The N32G01 series of microcontrollers are advertised in the datasheet as having onboard Flash encryption and secure boot support, but this feature (thankfully) is not used on the vape(s) tested so far (namely the Kraze HD7K).
Not much work has gone into reverse-engineering the firmware itself, but a flash dump was able to be obtained with the use of a Segger J-Link and its corresponding J-Mem software, accessed through the SWD debug/programming port. Like many Arm-based MCUs, the Flash is located at 0x08000000 but is also mirrored at 0x00000000. A dump of the firmware was taken from addresses 0x08000000-0x0800FFFF (64k), and a cursory glance at the firmware dump shows that only approximately 50% of the Flash space was actually used (addresses from just before 0x8000 through 0xFFFF were all 0xFF bytes, indicating erased/unprogrammed memory). No human-readable strings appear to be present in the firmware dump.

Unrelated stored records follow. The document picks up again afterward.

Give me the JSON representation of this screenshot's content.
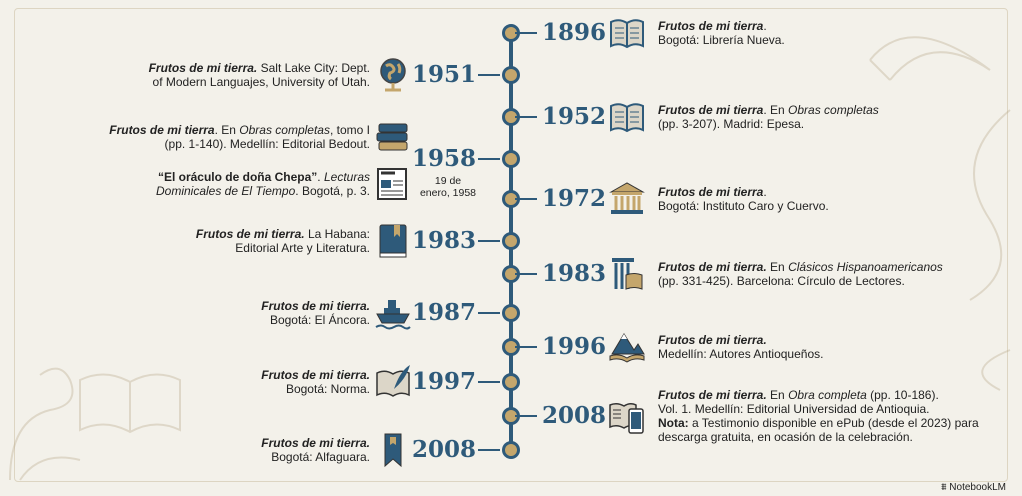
{
  "colors": {
    "spine": "#2e5a7a",
    "node": "#c4a66c",
    "background": "#f3f1ea"
  },
  "entries": [
    {
      "side": "right",
      "year": "1896",
      "icon": "open-book-icon",
      "lines": [
        [
          [
            "bi",
            "Frutos de mi tierra"
          ],
          [
            "n",
            "."
          ]
        ],
        [
          [
            "n",
            "Bogotá: Librería Nueva."
          ]
        ]
      ]
    },
    {
      "side": "left",
      "year": "1951",
      "icon": "globe-icon",
      "lines": [
        [
          [
            "bi",
            "Frutos de mi tierra."
          ],
          [
            "n",
            " Salt Lake City: Dept."
          ]
        ],
        [
          [
            "n",
            "of Modern Languajes, University of Utah."
          ]
        ]
      ]
    },
    {
      "side": "right",
      "year": "1952",
      "icon": "open-book-icon",
      "lines": [
        [
          [
            "bi",
            "Frutos de mi tierra"
          ],
          [
            "n",
            ". En "
          ],
          [
            "i",
            "Obras completas"
          ]
        ],
        [
          [
            "n",
            "(pp. 3-207). Madrid: Epesa."
          ]
        ]
      ]
    },
    {
      "side": "left",
      "year": "1958",
      "icon": "book-stack-icon",
      "lines": [
        [
          [
            "bi",
            "Frutos de mi tierra"
          ],
          [
            "n",
            ". En "
          ],
          [
            "i",
            "Obras completas"
          ],
          [
            "n",
            ", tomo I"
          ]
        ],
        [
          [
            "n",
            "(pp. 1-140). Medellín: Editorial Bedout."
          ]
        ]
      ]
    },
    {
      "side": "left",
      "year": "",
      "icon": "newspaper-icon",
      "subdate": [
        "19 de",
        "enero, 1958"
      ],
      "lines": [
        [
          [
            "b",
            "“El oráculo de doña Chepa”"
          ],
          [
            "n",
            ". "
          ],
          [
            "i",
            "Lecturas"
          ]
        ],
        [
          [
            "i",
            "Dominicales de El Tiempo"
          ],
          [
            "n",
            ". Bogotá, p. 3."
          ]
        ]
      ]
    },
    {
      "side": "right",
      "year": "1972",
      "icon": "institution-building-icon",
      "lines": [
        [
          [
            "bi",
            "Frutos de mi tierra"
          ],
          [
            "n",
            "."
          ]
        ],
        [
          [
            "n",
            "Bogotá: Instituto Caro y Cuervo."
          ]
        ]
      ]
    },
    {
      "side": "left",
      "year": "1983",
      "icon": "bookmarked-book-icon",
      "lines": [
        [
          [
            "bi",
            "Frutos de mi tierra."
          ],
          [
            "n",
            " La Habana:"
          ]
        ],
        [
          [
            "n",
            "Editorial Arte y Literatura."
          ]
        ]
      ]
    },
    {
      "side": "right",
      "year": "1983",
      "icon": "column-book-icon",
      "lines": [
        [
          [
            "bi",
            "Frutos de mi tierra."
          ],
          [
            "n",
            " En "
          ],
          [
            "i",
            "Clásicos Hispanoamericanos"
          ]
        ],
        [
          [
            "n",
            "(pp. 331-425). Barcelona: Círculo de Lectores."
          ]
        ]
      ]
    },
    {
      "side": "left",
      "year": "1987",
      "icon": "ship-icon",
      "lines": [
        [
          [
            "bi",
            "Frutos de mi tierra."
          ]
        ],
        [
          [
            "n",
            "Bogotá: El Áncora."
          ]
        ]
      ]
    },
    {
      "side": "right",
      "year": "1996",
      "icon": "mountain-book-icon",
      "lines": [
        [
          [
            "bi",
            "Frutos de mi tierra."
          ]
        ],
        [
          [
            "n",
            "Medellín: Autores Antioqueños."
          ]
        ]
      ]
    },
    {
      "side": "left",
      "year": "1997",
      "icon": "quill-book-icon",
      "lines": [
        [
          [
            "bi",
            "Frutos de mi tierra."
          ]
        ],
        [
          [
            "n",
            "Bogotá: Norma."
          ]
        ]
      ]
    },
    {
      "side": "right",
      "year": "2008",
      "icon": "book-tablet-icon",
      "lines": [
        [
          [
            "bi",
            "Frutos de mi tierra."
          ],
          [
            "n",
            " En "
          ],
          [
            "i",
            "Obra completa"
          ],
          [
            "n",
            " (pp. 10-186)."
          ]
        ],
        [
          [
            "n",
            "Vol. 1. Medellín: Editorial Universidad de Antioquia."
          ]
        ],
        [
          [
            "b",
            "Nota:"
          ],
          [
            "n",
            " a Testimonio disponible en ePub (desde el 2023) para"
          ]
        ],
        [
          [
            "n",
            "descarga gratuita, en ocasión de la celebración."
          ]
        ]
      ]
    },
    {
      "side": "left",
      "year": "2008",
      "icon": "bookmark-icon",
      "lines": [
        [
          [
            "bi",
            "Frutos de mi tierra."
          ]
        ],
        [
          [
            "n",
            "Bogotá: Alfaguara."
          ]
        ]
      ]
    }
  ],
  "branding": "NotebookLM"
}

A "secret" version number is displayed on-screen if the USB-C power is rapidly turned on and off (but seems to occur inconsistently). When attempted with a Kraze HD7K, the screen turns black, and the text "GV-K23 0904V1" is displayed in red across two lines of text for a couple seconds; it appears to be rendered with a monospaced version of the 12-point-size "System" font from Windows. This hints to an internal product name of "GV-K" and the firmware being revision 1, dated September 4, 2023. Coincidentally, near the end of the used Flash address space is a block of bytes filled with 0x00, and 0xE8E4, which looks suspiciously like black and red-orange pixel data. Further analysis of the raw data from this region confirms that the version number is stored as a raw bitmap and not rendered from a text string (explained below).

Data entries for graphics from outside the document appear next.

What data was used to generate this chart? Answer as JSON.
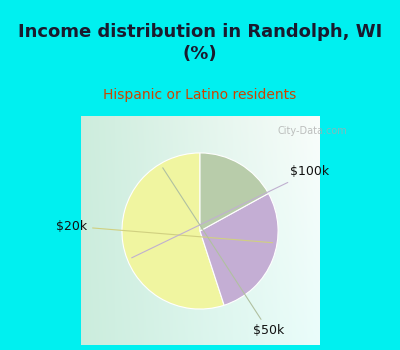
{
  "title": "Income distribution in Randolph, WI\n(%)",
  "subtitle": "Hispanic or Latino residents",
  "slices": [
    {
      "label": "$20k",
      "value": 55,
      "color": "#f0f5a0"
    },
    {
      "label": "$100k",
      "value": 28,
      "color": "#c4aed4"
    },
    {
      "label": "$50k",
      "value": 17,
      "color": "#b8ccaa"
    }
  ],
  "bg_color_top": "#00f0f0",
  "title_color": "#1a1a2e",
  "subtitle_color": "#cc4400",
  "label_color": "#111111",
  "start_angle": 90,
  "watermark": "City-Data.com",
  "title_fontsize": 13,
  "subtitle_fontsize": 10,
  "label_fontsize": 9
}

Inside the firmware Flash dump, at addresses 0x7066-0x7E75, appears to be a bitmap version of the aforementioned version number. It appears to be only 60x30 pixels in size, but there are 0x00 padding bytes around this bitmap that do not align to 120-byte boundaries (60 pixels), making determining the "true" image size difficult without decompiling the firmware and finding the function that triggers the version screen.